Kevin Drum comments on Lott’s weighting scheme. He also links to a January posting which has this explanation from Lott explaining how he might have got a weight of 1/8 from his weighting procedure (my emphasis).

Whether it is possible depends upon how finely you do the weighting. If you do something as simple as national weighting, you are right, it would not be likely. But if you are willing to put in the effort to break things down into enough categories it becomes quite likely. I just looked up some different numbers from 2000 to give you a rough idea. In Montana, black males make up .14 percent of the population. In Mississippi, they make up 18.8 percent. That is a difference of 134 fold, quite a bit bigger than your 8/1 ratio. Obviously, this is an extreme difference and the difference that Lott must have come across is only about 1/17th as large. If he broke things down by age in addition to race and gender, I am sure that you could easily get difference much bigger than 134 fold. My impression is that at least on this point Lindgren is “making a mountain out of a mole hill.”

Lott is now claiming that he did do national weighting, so by his own admission, it is not likely that he could have got a weighting of 1/8.

James Lindgren writes:

The weighting problem you note for the claimed 1997 survey bears repeating. Things are more serious than I think some readers might suspect from your example. I’m not sure that I can convey the problem adequately in words.

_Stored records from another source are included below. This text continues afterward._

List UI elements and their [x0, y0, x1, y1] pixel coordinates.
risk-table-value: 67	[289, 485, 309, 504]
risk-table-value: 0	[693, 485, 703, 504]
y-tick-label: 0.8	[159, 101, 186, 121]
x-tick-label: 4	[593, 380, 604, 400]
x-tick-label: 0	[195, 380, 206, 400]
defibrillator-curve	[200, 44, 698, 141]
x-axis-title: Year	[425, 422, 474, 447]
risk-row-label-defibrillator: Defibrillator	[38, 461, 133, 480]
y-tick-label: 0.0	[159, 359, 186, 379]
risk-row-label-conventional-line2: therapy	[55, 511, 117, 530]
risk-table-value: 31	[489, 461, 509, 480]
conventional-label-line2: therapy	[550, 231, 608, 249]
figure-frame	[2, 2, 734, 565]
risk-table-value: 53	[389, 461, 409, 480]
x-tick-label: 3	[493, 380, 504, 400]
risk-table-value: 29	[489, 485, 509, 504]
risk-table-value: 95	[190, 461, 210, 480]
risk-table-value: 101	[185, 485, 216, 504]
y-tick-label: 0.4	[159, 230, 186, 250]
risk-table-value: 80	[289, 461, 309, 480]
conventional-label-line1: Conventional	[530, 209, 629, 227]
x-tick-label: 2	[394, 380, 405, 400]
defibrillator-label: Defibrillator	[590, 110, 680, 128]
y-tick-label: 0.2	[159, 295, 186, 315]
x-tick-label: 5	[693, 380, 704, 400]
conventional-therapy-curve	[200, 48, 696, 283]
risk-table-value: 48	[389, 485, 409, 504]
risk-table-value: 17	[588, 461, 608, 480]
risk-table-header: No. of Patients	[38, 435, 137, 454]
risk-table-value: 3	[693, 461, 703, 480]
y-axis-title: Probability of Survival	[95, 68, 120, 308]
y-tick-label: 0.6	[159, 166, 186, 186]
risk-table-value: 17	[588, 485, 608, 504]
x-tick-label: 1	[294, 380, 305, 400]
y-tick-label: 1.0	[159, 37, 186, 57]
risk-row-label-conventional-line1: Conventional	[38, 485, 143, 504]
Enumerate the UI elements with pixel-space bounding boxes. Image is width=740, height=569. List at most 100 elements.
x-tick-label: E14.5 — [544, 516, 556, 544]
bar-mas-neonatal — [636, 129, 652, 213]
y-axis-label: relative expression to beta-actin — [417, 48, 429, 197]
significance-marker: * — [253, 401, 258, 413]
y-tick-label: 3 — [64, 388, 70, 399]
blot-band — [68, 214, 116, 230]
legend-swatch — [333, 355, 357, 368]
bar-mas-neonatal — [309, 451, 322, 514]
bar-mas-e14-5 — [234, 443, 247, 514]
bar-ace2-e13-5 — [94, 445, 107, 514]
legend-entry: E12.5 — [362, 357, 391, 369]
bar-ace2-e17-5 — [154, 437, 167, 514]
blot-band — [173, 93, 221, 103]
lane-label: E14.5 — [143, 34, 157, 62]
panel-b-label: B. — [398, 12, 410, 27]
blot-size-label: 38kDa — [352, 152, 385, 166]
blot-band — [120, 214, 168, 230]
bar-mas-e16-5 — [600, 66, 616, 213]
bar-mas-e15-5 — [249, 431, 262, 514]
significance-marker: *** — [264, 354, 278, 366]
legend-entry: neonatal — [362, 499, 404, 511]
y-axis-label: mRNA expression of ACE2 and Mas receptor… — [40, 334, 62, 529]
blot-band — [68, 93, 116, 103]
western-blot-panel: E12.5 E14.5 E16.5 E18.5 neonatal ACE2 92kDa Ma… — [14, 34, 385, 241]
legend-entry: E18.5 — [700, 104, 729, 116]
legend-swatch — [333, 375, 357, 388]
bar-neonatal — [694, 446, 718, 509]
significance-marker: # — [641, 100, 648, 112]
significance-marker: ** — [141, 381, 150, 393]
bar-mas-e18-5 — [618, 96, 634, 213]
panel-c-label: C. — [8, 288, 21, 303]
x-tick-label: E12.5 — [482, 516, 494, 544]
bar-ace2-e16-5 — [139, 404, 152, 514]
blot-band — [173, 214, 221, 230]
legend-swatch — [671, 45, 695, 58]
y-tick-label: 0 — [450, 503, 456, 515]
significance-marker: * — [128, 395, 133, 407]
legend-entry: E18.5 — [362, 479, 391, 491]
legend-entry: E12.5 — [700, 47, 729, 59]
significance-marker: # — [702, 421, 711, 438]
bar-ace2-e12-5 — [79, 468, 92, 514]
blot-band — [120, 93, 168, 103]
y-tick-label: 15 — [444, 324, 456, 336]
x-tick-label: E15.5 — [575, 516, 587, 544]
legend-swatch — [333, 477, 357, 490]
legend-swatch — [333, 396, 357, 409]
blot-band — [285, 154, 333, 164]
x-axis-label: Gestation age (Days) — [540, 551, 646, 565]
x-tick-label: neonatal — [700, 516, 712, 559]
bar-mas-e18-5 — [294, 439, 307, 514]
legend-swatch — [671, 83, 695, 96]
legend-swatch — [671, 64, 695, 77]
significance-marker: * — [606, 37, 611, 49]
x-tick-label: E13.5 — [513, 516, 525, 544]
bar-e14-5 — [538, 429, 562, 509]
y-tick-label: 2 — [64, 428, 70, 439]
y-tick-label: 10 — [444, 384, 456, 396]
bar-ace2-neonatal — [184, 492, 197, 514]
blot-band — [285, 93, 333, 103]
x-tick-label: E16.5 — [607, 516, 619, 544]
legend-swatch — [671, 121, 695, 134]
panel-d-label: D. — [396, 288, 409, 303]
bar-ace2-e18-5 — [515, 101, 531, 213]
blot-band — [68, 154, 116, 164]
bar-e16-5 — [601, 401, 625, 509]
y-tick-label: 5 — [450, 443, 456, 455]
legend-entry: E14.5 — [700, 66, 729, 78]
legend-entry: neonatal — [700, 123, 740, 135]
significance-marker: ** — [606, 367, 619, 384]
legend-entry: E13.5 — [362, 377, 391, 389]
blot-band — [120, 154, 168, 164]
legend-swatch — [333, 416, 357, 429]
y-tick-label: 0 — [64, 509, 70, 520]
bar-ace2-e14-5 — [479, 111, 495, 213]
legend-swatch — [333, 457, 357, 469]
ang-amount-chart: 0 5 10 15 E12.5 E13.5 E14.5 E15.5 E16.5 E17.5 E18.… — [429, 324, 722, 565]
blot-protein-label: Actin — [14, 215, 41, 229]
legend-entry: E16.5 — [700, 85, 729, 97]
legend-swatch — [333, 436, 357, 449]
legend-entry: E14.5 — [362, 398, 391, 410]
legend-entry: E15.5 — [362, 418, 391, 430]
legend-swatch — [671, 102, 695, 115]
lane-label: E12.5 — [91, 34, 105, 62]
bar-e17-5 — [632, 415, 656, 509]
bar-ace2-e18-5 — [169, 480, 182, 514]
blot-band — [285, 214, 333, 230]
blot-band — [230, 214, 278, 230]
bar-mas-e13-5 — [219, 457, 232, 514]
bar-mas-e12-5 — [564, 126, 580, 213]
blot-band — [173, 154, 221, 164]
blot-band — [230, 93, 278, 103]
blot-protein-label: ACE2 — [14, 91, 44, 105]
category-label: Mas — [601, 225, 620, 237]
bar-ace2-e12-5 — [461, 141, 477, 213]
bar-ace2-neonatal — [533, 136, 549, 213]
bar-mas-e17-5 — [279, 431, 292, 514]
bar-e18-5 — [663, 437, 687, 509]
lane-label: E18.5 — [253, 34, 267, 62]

The purpose of the sort of weighting Lott claims to have done is to adjust things so that if there are a few more of any one group in your sample in a state and a few less of any other group, you weight their answers accordingly, so the total is still the same. For example, assume you start out with 200 Californians in your sample, with a few more whites in your sample than the population and few less blacks. You reweight the sample so it still comes out at 200 Californians, but some are weighted more than 1 and others are weighted less than 1. The average of all respondents’ weights is exactly 1, and the sum of the weights of all 200 respondents is still 200. (I leave out the complication of more complex sampling designs and design effects that Lott said he did not use and that he did not have the expertise to use.)

So there are 36 categories for each state and 51 jurisdictions, which means a staggering 1836 categories with 1836 different individual weights. But Lott says he had only 2424 respondents in his 1997 study. A small state with about half a million people in the 1990 census (Wyoming, Vermont, DC, North Dakota, etc.) would have only about 4-6 respondents, but 36 categories for weighting those handful of respondents.

This doesn’t work in practice. Let’s say that all 4 of the respondents in a given small state were white, one white male aged 35, one white male aged 51, one white female aged 22, and one white female aged 45. Let’s say that for your sample of 4 people, males and females each make up 7% of the state’s population in each decade. Each would have their answer weighted by .25/.07=.28. These four categories with data together make up 28% of the population and thus would contribute 28% of the state’s total in Lott’s study. But where does the other 72% of the state’s total come from? There are no respondents in those categories making up 72% of the state to weight. In all, 32 of the 36 categories would be empty.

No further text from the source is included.